Un ruolo centrale è svolto anche dall’innovazione tecnologica e dalla ricerca. “Nuove tecniche e nuovi materiali – prosegue Iezzi – rendono oggi le procedure sempre più sicure ed efficaci. La Radiologia Interventistica del Gemelli contribuisce allo sviluppo delle procedure oncologiche collaborando con centri di eccellenza italiani ed europei e introducendo approcci che ampliano le possibilità di trattamento, anche per pazienti con malattia in stadio avanzato, un tempo senza opzioni chirurgiche”.

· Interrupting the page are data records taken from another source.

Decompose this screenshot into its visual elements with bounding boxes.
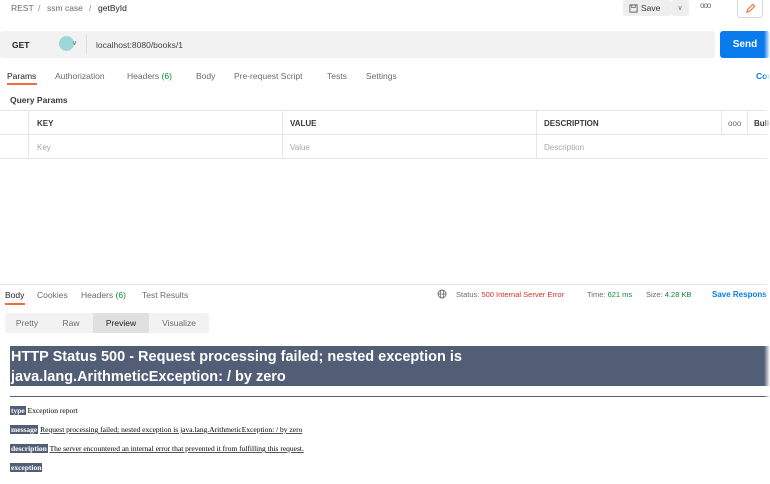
column-divider — [747, 111, 748, 135]
type-text: Exception report — [27, 406, 78, 415]
column-divider — [721, 111, 722, 135]
column-divider — [282, 135, 283, 159]
message-label: message — [10, 425, 39, 434]
request-tabs: Params Authorization Headers (6) Body Pr… — [0, 68, 770, 88]
pencil-icon — [745, 3, 755, 13]
headers-count: (6) — [161, 71, 172, 81]
active-tab-indicator — [7, 83, 37, 85]
response-tab-headers[interactable]: Headers (6) — [81, 290, 126, 300]
method-select[interactable]: GET — [12, 40, 29, 50]
view-mode-tabs: Pretty Raw Preview Visualize — [5, 313, 209, 333]
column-divider — [536, 135, 537, 159]
value-input[interactable]: Value — [290, 143, 310, 152]
column-header-value: VALUE — [290, 119, 317, 128]
view-preview[interactable]: Preview — [93, 313, 149, 333]
save-response-button[interactable]: Save Respons — [712, 290, 767, 299]
send-button[interactable]: Send — [720, 31, 770, 58]
column-divider — [28, 111, 29, 135]
globe-icon[interactable] — [437, 289, 447, 299]
time-value: 621 ms — [607, 290, 633, 299]
time-label: Time: — [587, 290, 606, 299]
description-text: The server encountered an internal error… — [49, 444, 304, 453]
error-type: type Exception report — [10, 406, 78, 415]
response-tab-body[interactable]: Body — [5, 290, 24, 300]
save-button[interactable]: Save — [623, 0, 671, 16]
params-table: KEY VALUE DESCRIPTION ooo Bulk Key Value… — [0, 110, 770, 159]
status-label: Status: — [456, 290, 480, 299]
size-info[interactable]: Size: 4.28 KB — [646, 290, 691, 299]
active-response-tab-indicator — [5, 303, 25, 305]
edit-button[interactable] — [737, 0, 763, 18]
column-header-description: DESCRIPTION — [544, 119, 599, 128]
save-icon — [629, 3, 638, 13]
params-header-row: KEY VALUE DESCRIPTION ooo Bulk — [0, 111, 770, 135]
tab-headers-label: Headers — [127, 71, 160, 81]
response-preview: HTTP Status 500 - Request processing fai… — [10, 346, 770, 484]
chevron-down-icon: ∨ — [677, 5, 683, 12]
message-text: Request processing failed; nested except… — [40, 425, 303, 434]
breadcrumb-separator: / — [38, 3, 41, 13]
save-label: Save — [641, 3, 661, 13]
chevron-down-icon[interactable]: ∨ — [72, 39, 77, 47]
tab-body[interactable]: Body — [196, 71, 215, 81]
column-divider — [28, 135, 29, 159]
params-empty-row: Key Value Description — [0, 135, 770, 159]
more-actions-icon[interactable]: ooo — [700, 1, 711, 10]
breadcrumb-separator: / — [89, 3, 92, 13]
response-tab-test-results[interactable]: Test Results — [142, 290, 188, 300]
response-tab-cookies[interactable]: Cookies — [37, 290, 68, 300]
size-value: 4.28 KB — [664, 290, 692, 299]
pane-divider[interactable] — [0, 284, 770, 285]
key-input[interactable]: Key — [37, 143, 51, 152]
column-header-key: KEY — [37, 119, 54, 128]
tab-pre-request-script[interactable]: Pre-request Script — [234, 71, 303, 81]
breadcrumb-rest[interactable]: REST — [11, 3, 34, 13]
breadcrumb-request-name[interactable]: getById — [98, 3, 127, 13]
request-bar: GET ∨ localhost:8080/books/1 — [0, 31, 715, 58]
breadcrumb-collection[interactable]: ssm case — [47, 3, 83, 13]
response-tab-headers-label: Headers — [81, 290, 114, 300]
query-params-title: Query Params — [10, 95, 68, 105]
view-visualize[interactable]: Visualize — [149, 313, 209, 333]
top-bar: REST / ssm case / getById Save ∨ ooo — [0, 0, 770, 18]
column-divider — [536, 111, 537, 135]
divider — [86, 35, 87, 54]
error-exception: exception — [10, 463, 43, 472]
tab-settings[interactable]: Settings — [366, 71, 397, 81]
more-options-icon[interactable]: ooo — [728, 119, 741, 128]
view-raw[interactable]: Raw — [49, 313, 93, 333]
status-value: 500 Internal Server Error — [481, 290, 564, 299]
exception-label: exception — [10, 463, 43, 472]
column-divider — [282, 111, 283, 135]
save-options-button[interactable]: ∨ — [671, 0, 689, 16]
description-input[interactable]: Description — [544, 143, 584, 152]
divider — [10, 396, 770, 397]
type-label: type — [10, 406, 26, 415]
tab-params[interactable]: Params — [7, 71, 36, 81]
time-info[interactable]: Time: 621 ms — [587, 290, 632, 299]
tab-authorization[interactable]: Authorization — [55, 71, 105, 81]
error-heading: HTTP Status 500 - Request processing fai… — [10, 346, 770, 386]
url-input[interactable]: localhost:8080/books/1 — [96, 40, 183, 50]
error-message: message Request processing failed; neste… — [10, 425, 302, 434]
status-info[interactable]: Status: 500 Internal Server Error — [456, 290, 564, 299]
tab-tests[interactable]: Tests — [327, 71, 347, 81]
error-description: description The server encountered an in… — [10, 444, 304, 453]
tab-headers[interactable]: Headers (6) — [127, 71, 172, 81]
right-edge-fade — [764, 0, 770, 484]
error-heading-line-2: java.lang.ArithmeticException: / by zero — [11, 369, 286, 385]
size-label: Size: — [646, 290, 663, 299]
view-pretty[interactable]: Pretty — [5, 313, 49, 333]
error-heading-line-1: HTTP Status 500 - Request processing fai… — [11, 349, 462, 365]
response-headers-count: (6) — [115, 290, 126, 300]
description-label: description — [10, 444, 48, 453]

Tra le innovazioni più significative, il Centro è stato tra i primi a introdurre l’approccio transradiale nell’interventistica oncologica: gli strumenti per trattare i tumori del fegato, ad esempio per chemio-embolizzazione e radio-embolizzazione, vengono introdotti attraverso un’arteria del polso anziché dai vasi dell’inguine. “È una tecnica sicura ed efficace, con risultati sovrapponibili all’approccio femorale tradizionale, ma con il vantaggio di un minore dolore e disagio dopo la procedura. Il paziente può muoversi subito, senza restare a letto per ore, ed è particolarmente indicata per chi ha un alto rischio di sanguinamento”. L’uso dell’approccio transradiale avviene dopo un’attenta selezione del paziente, in un’ottica di medicina personalizzata.
La collaborazione
In collaborazione con gli epatologi del gruppo HepatoCatt del Policlinico Gemelli, coordinato dai professori Antonio Gasbarrini e Maurizio Pompili, è stata inoltre sviluppata una tecnica innovativa: la segmentectomia termica percutanea. Si tratta di una procedura che combina termoablazione e chemio-embolizzazione per trattare tumori del fegato di grandi dimensioni e non operabili. Le procedure vengono eseguite senza chirurgia, in anestesia locale e lieve sedazione, con una degenza media di 2-3 giorni e senza complicanze rilevanti. I risultati, pubblicati su riviste scientifiche e presentati a congressi internazionali, dimostrano come questa combinazione possa ampliare le possibilità di cura anche nei casi più complessi.
Registri clinici
Un altro pilastro è rappresentato dai registri clinici. “Non sono solo strumenti di raccolta dati – evidenzia Iezzi – ma veri e propri motori di conoscenza, capaci di trasformare l’esperienza clinica quotidiana in informazione scientifica strutturata”. In questo contesto si inserisce il ruolo di Next Research, iniziativa promossa dalla CIRSE per creare una rete internazionale di ricerca collaborativa in radiologia interventistica, di cui il Policlinico Gemelli è parte integrante e propulsiva, con l’obiettivo di sviluppare registri multicentrici internazionali.